Q. What track w as [sic] it that gave way, that took you down into the river?
A. It was the track next to the river; I forget what number they call it; I think No. 4.

Q. How much of the track had gone down?
A. Well, I should judge, when I left there, it was all of 200 feet gone.

Q. Washed out into the river?
A. Yes, sir.

Q. Ties and all?
A. Yes, sir.

Q. How did it affect the other track?
A. The other track wasn't fit to run on.

Q. Were all the tracks obstructed?
A. Three of the tracks at the point where I was were; one w as [sic] obstructed by the slide, and the other two by a washout from the river, and there was one track still safe, the second one from the hill.

Q. Was the water still rising when you left up there?
A. Yes, sir, I think it was; of course, I wasn't paying much attention and couldn't tell.

Q. Had you ever seen a flood in the Conemaugh before that?
A. Not since I have been there.

Q. How long have you been there?
A. Three years.

Q. Where were you on Thursday night?
A. At home.

Q. At Conemaugh?
A. Yes, sir.

Q. Well, now, did it rain there all night or not?
A. I couldn't say for that; it must have rained all night the way the water was in the morning. The water was about five feet deep in our cellar when I got up in the morning.

Q. Where is yourhouse [sic] with reference to the station house at Conemaugh?
A. It was at the lower end of railroad street; the next to the last house.

Q. From what you saw of the track when you went up from Conemaugh that morning, do you think it was safe for the Mail of the Day Expresses to have proceeded eastward?
A. Not on the main track or the siding, but they could have went on the westbound track. We went on that track with the train Mr. Trump was on.

Q. Still the water was washing the tracks away, and there was no\telling what the result might be?
A. No, sir.

Q. Would you have considered it a prudent thing in you or Mr. Walkinshaw, to have sent them out that morning east, knowing all that had taken place?
A. According to what I knew, I wouldn't have sent them out, because of the track east of bridge 6. There was a man came down there between 9 & 10 o'clock, and told me that the westbound track was gone then.

Q. Who was tha tperson? [sic]
A. I don't know; he was an old humpbacked man, who boarded at Mrs. Keyys's.

Q. Employed in the Penna. Railroad Company's service?
A. No, sir.

Q. Did you tell Mr. Walkinshaw when you got back there the condition of things?
A. I didn't personally tell him; I left word there; he wasn't there at the time.

Q. What word did you leave?
A. I left word there that the tr ack [sic] the Mail stood on next to theriver [sic] had fallen in, and the other tracks wasn't safe to sent a train on east, because the water had kept washing cinder out in under the tracks, and after this other track caved in, it took the six foot with it.

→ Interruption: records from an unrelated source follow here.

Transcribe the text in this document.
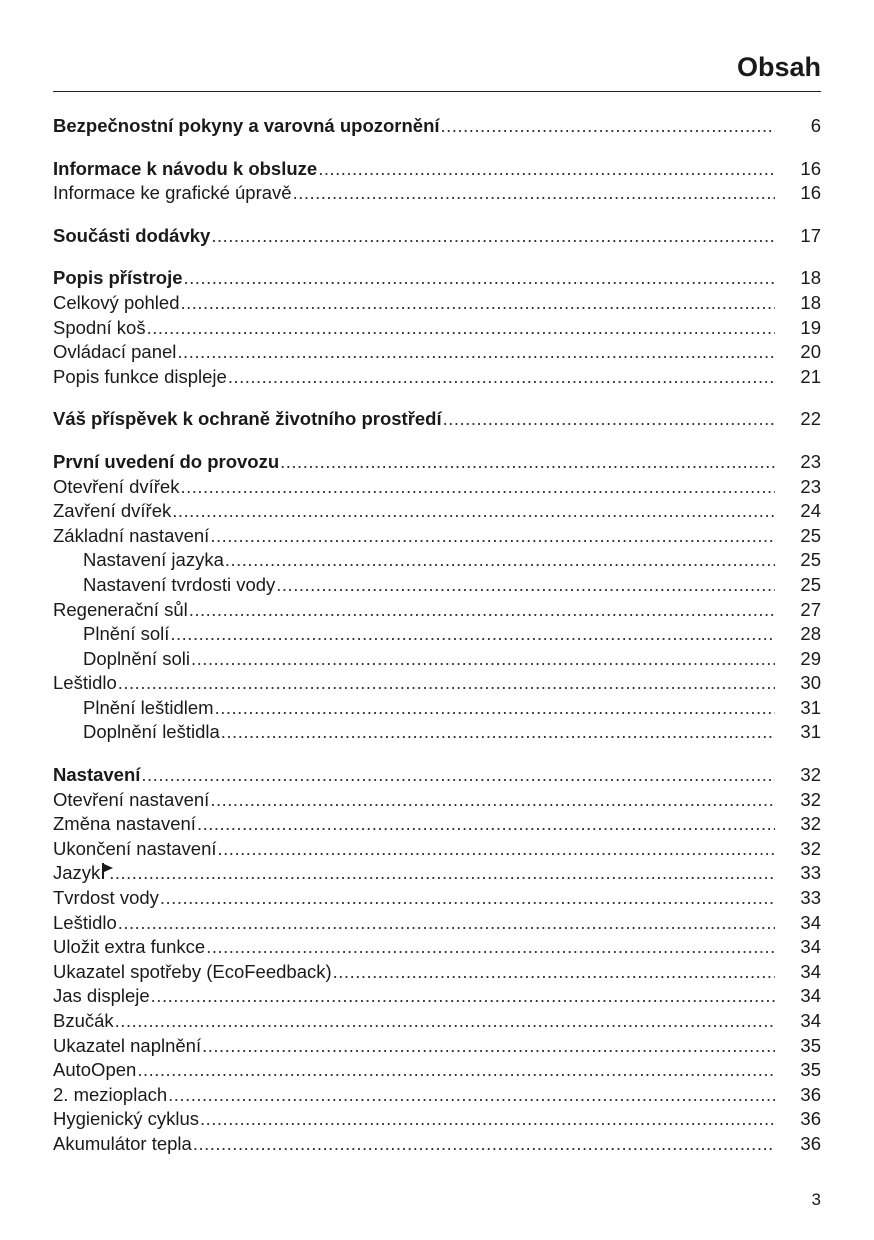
Obsah
Bezpečnostní pokyny a varovná upozornění .....	6
Informace k návodu k obsluze .....	16
Informace ke grafické úpravě .....	16
Součásti dodávky .....	17
Popis přístroje .....	18
Celkový pohled .....	18
Spodní koš .....	19
Ovládací panel .....	20
Popis funkce displeje .....	21
Váš příspěvek k ochraně životního prostředí .....	22
První uvedení do provozu .....	23
Otevření dvířek .....	23
Zavření dvířek .....	24
Základní nastavení .....	25
Nastavení jazyka .....	25
Nastavení tvrdosti vody .....	25
Regenerační sůl .....	27
Plnění solí .....	28
Doplnění soli .....	29
Leštidlo .....	30
Plnění leštidlem .....	31
Doplnění leštidla .....	31
Nastavení .....	32
Otevření nastavení .....	32
Změna nastavení .....	32
Ukončení nastavení .....	32
Jazyk .....	33
Tvrdost vody .....	33
Leštidlo .....	34
Uložit extra funkce .....	34
Ukazatel spotřeby (EcoFeedback) .....	34
Jas displeje .....	34
Bzučák .....	34
Ukazatel naplnění .....	35
AutoOpen .....	35
2. mezioplach .....	36
Hygienický cyklus .....	36
Akumulátor tepla .....	36
3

Q. The s e w ashouts [sic] were about three fourths of a mile east of Conemaugh?
A. About that.

Q. You saw where the two Day Expresses and the Mail train stood before all that [sic] the flood came?
A. I did about three quarters of an hour before that time.

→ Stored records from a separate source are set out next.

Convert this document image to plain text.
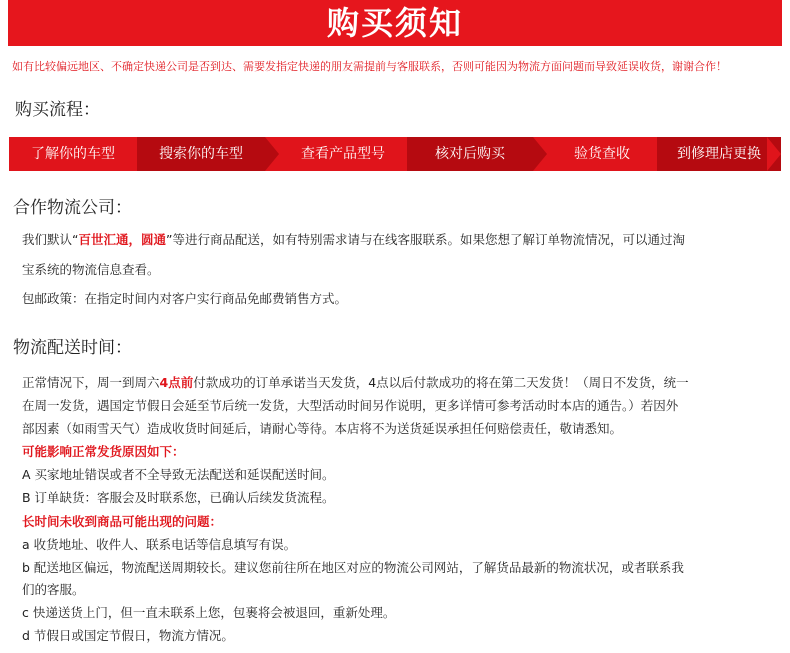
购买须知
如有比较偏远地区、不确定快递公司是否到达、需要发指定快递的朋友需提前与客服联系，否则可能因为物流方面问题而导致延误收货，谢谢合作！
购买流程：
了解你的车型	搜索你的车型	查看产品型号	核对后购买	验货查收	到修理店更换
合作物流公司：
我们默认“百世汇通，圆通”等进行商品配送，如有特别需求请与在线客服联系。如果您想了解订单物流情况，可以通过淘
宝系统的物流信息查看。
包邮政策：在指定时间内对客户实行商品免邮费销售方式。
物流配送时间：
正常情况下，周一到周六4点前付款成功的订单承诺当天发货，4点以后付款成功的将在第二天发货！（周日不发货，统一
在周一发货，遇国定节假日会延至节后统一发货，大型活动时间另作说明，更多详情可参考活动时本店的通告。）若因外
部因素（如雨雪天气）造成收货时间延后，请耐心等待。本店将不为送货延误承担任何赔偿责任，敬请悉知。
可能影响正常发货原因如下：
A 买家地址错误或者不全导致无法配送和延误配送时间。
B 订单缺货：客服会及时联系您，已确认后续发货流程。
长时间未收到商品可能出现的问题：
a 收货地址、收件人、联系电话等信息填写有误。
b 配送地区偏远，物流配送周期较长。建议您前往所在地区对应的物流公司网站，了解货品最新的物流状况，或者联系我
们的客服。
c 快递送货上门，但一直未联系上您，包裹将会被退回，重新处理。
d 节假日或国定节假日，物流方情况。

Q. Would you consider that they were in as safe a place as they could be put?
A. Yes, sir.

Q. Do you know under the circumstances of any place east or west of where that would have been any safer than where they were?
A. No, sir, I don't.

Q. So that Mr. Walkinshaw did, in your judgment, the very best that could be done under the circumstance, and what you would have done if you bad been in his place?
A. I would have done the same thing.